La décision du Conseil d’état genevois a été relayée par le Temps. À partir du 15 janvier, les véhicules les plus polluants ne pourront plus circuler dans le centre-ville en cas d’alerte au smog. Les contrevenants s’exposeront à une amende de 500 francs, a signalé le président du gouvernement Antonio Hodgers. Le dispositif reposera sur des macarons de six couleurs différentes qui devront être apposés sur les véhicules afin de refléter leurs performances environnementales.

Du vert au gris

Le macaron vert sera réservé aux véhicules électriques ou fonctionnant à l’hydrogène. Les engins les moins écologiques porteront, eux, une pastille grise. En cas de pic de pollution, ils seront les premiers touchés par l’interdiction de circuler dans le centre-ville. Plus l’épisode de pollution durera, plus nombreux seront les véhicules persona non grata en ville, en fonction de la hiérarchie des vignettes.

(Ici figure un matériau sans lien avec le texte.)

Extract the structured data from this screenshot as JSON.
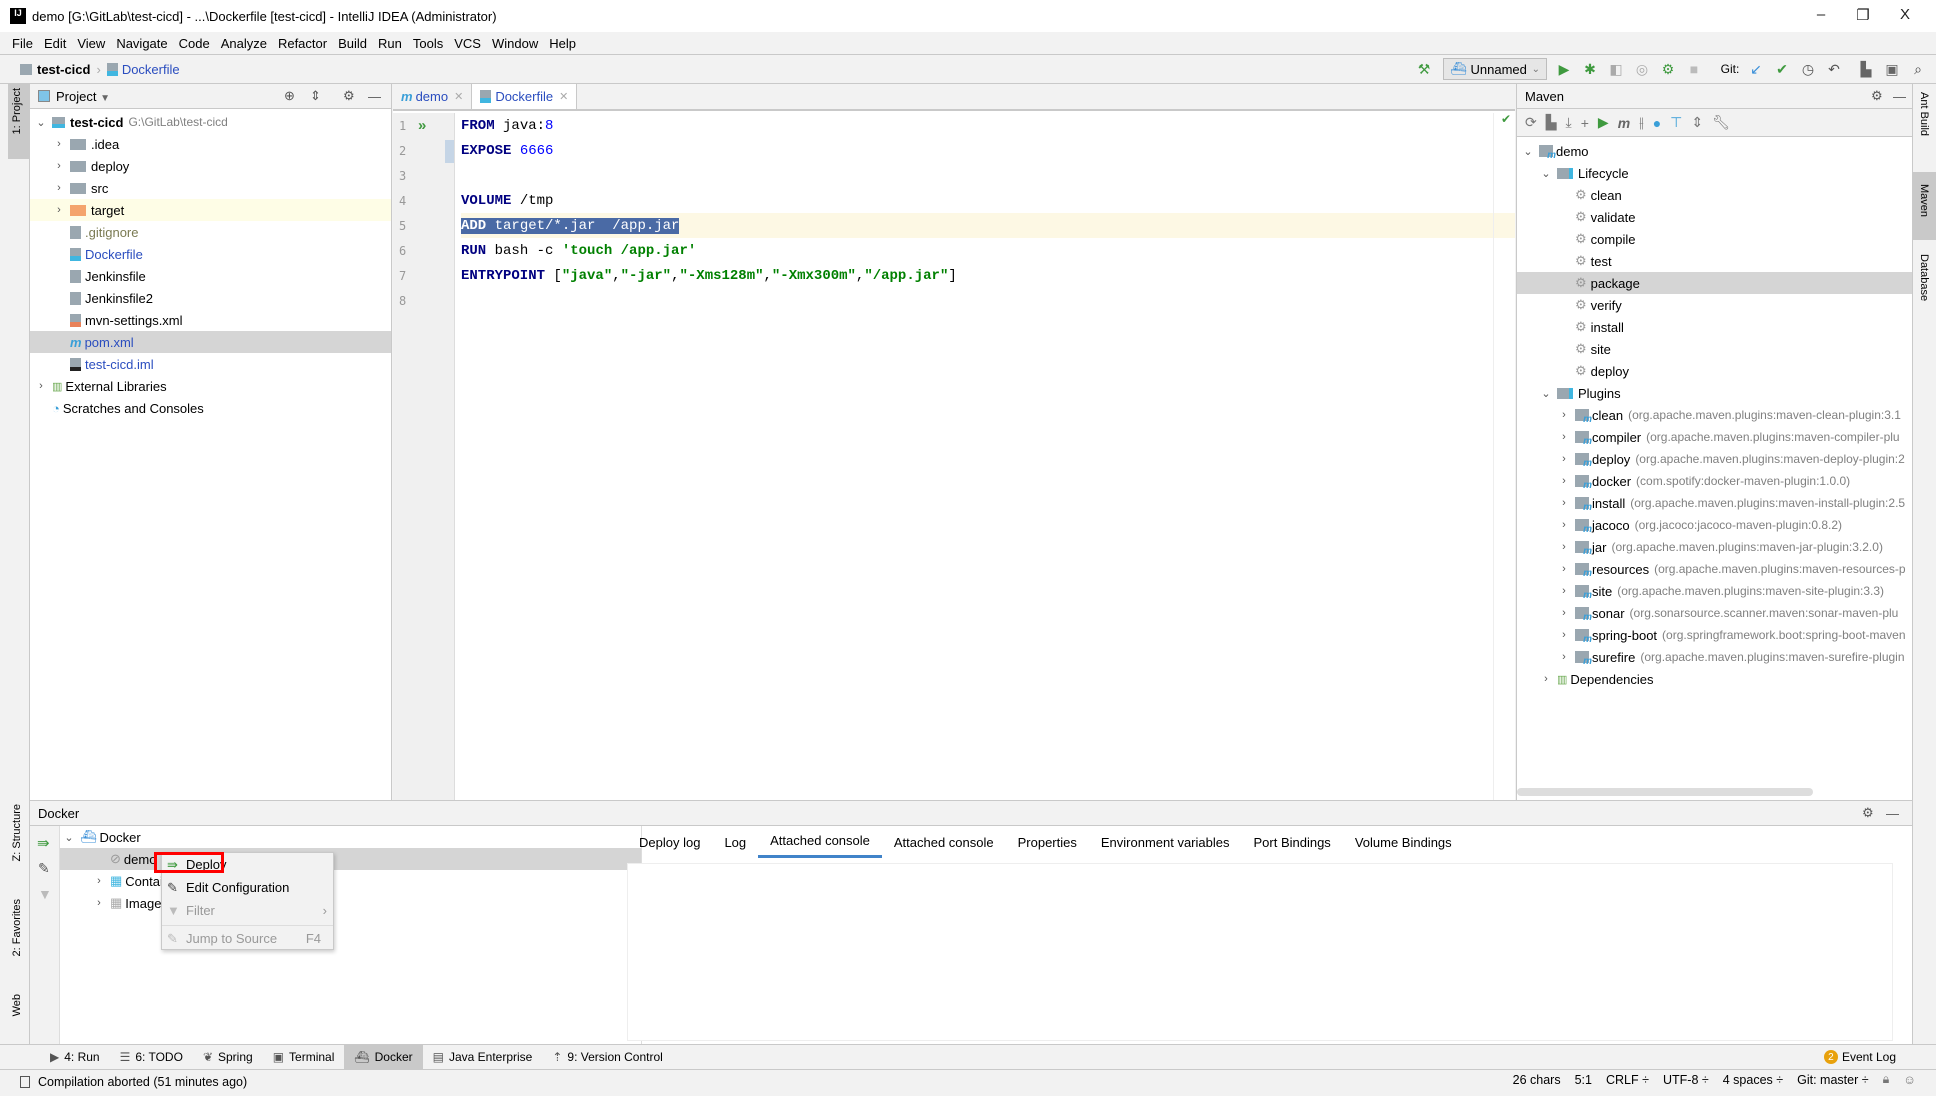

Selon Antonio Hodgers, les voitures de tourisme relativement récentes devraient pouvoir circuler sans aucunes restrictions. Les sanctions aux contrevenants devraient commencer après le 31 mars 2020.

Et les frontaliers ?

Le dispositif étant une copie de ce qui existe en France, les véhicules des frontaliers pourront être contrôlés en fonction de leurs vignettes Crit’Air.

Ce système de circulation alternée est le fruit d’une loi votée l’an dernier par le Grand Conseil. D’autres mesures seront mises en œuvre, comme la gratuité des transports publics ou la réduction de la vitesse sur l’autoroute de contournement.